Hiring is one of the most common areas that startups find challenging at any stage of their growth.
Most of the time the issue is around finding enough candidates, but the. Additional dilemma is around dealing with bad hires too.
More often than not, when we hire the probation period means any hire is there for at least 3-6months, before they are assessed for suitability to continue, if they aren’t then they’re let go, and the process starts again, and so it could be a year before you get the right person assuming that first candidate failed and the second candidate was a fit, and thats if your second candidate fits, if they don’t then you can add more time to the experience.
Time wasted is death for a startup. And when it comes to hiring the wrong candidate its not just the 3 months of probation that staff has cost you, its also the 3 months of work not done and the additional 3 months it takes to find a replacement candidate and the 3 months it takes for that candidate to pass their probation.
Given this, anything you can do to reveal flaws in a candidate sooner, will be exponentially valuable for you. It makes sense that we evaluate for suitability as much as capability, use personality tests like MBTI, get candidates to do mock presentations or take coder exams. Anything you can do to de-risk a candidate is worthwhile. And when you hire a candidate make sure you can quickly and effective screen the candidate through probation as quickly as possible, better than you know and end the relationship after one month of probation then let it linger for an additional 3. When you prolong a probation you’re not doing yourself or the candidate favours, if they aren’t a fit they aren’t a fit, its better to rip off the plaster so everyone can move on without more emotion and time invested further down the line.

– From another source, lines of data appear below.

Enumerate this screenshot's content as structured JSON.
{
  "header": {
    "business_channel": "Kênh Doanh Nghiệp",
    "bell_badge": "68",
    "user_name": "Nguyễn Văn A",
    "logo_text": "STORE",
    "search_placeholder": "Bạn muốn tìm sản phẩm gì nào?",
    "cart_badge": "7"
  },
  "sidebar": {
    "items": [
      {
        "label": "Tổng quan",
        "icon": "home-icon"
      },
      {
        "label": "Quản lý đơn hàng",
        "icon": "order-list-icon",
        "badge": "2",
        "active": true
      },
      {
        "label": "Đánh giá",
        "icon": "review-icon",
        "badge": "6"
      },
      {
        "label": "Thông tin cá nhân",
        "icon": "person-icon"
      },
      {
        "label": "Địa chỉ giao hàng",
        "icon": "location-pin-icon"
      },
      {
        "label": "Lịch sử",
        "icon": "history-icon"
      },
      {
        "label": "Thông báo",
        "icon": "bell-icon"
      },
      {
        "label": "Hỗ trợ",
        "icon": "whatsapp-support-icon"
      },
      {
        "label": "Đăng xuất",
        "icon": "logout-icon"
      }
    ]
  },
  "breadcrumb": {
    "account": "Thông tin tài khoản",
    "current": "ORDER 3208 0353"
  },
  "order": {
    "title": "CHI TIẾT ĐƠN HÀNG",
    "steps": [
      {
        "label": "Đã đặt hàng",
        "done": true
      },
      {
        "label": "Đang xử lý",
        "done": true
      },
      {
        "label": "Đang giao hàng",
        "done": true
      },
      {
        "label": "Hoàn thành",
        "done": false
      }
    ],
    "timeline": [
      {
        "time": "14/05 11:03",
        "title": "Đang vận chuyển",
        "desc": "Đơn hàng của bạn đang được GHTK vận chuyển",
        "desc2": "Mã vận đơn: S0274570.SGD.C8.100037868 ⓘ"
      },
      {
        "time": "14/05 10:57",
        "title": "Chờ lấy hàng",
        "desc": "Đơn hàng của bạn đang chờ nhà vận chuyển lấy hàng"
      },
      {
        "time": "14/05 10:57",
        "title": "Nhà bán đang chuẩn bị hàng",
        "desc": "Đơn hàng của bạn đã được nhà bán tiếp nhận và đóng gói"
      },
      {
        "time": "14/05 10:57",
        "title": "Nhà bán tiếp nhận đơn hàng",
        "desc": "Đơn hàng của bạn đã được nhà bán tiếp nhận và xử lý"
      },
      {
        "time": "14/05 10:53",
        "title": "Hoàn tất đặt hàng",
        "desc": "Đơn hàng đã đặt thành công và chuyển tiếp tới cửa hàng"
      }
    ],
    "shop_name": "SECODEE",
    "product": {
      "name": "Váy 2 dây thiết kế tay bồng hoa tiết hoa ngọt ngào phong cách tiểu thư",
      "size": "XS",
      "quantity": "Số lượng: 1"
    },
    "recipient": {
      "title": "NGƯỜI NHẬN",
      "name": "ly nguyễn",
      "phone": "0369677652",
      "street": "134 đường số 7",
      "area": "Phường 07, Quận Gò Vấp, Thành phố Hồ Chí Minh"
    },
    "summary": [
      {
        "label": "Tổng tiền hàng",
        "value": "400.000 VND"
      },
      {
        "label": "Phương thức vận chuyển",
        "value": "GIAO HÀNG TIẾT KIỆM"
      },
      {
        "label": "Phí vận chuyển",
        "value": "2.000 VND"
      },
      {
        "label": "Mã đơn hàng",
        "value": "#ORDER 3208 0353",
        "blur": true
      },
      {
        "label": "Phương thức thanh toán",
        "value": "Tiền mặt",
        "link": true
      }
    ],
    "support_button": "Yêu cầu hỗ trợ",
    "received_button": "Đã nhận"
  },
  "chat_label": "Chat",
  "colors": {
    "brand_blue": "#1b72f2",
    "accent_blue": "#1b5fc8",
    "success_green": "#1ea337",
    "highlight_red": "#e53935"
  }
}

Often I hear caring founders talk about re-assigning such candidates to other positions, there might be reason or clear situations where this is suitable, but its worth reminding – people don’t change their personality, they won’t magically become gifted data people if thats not in their nature, so we always need to balance trying to help candidates find the right fit, against ensuring the right candidate with the right suitability and right capability is in the right role.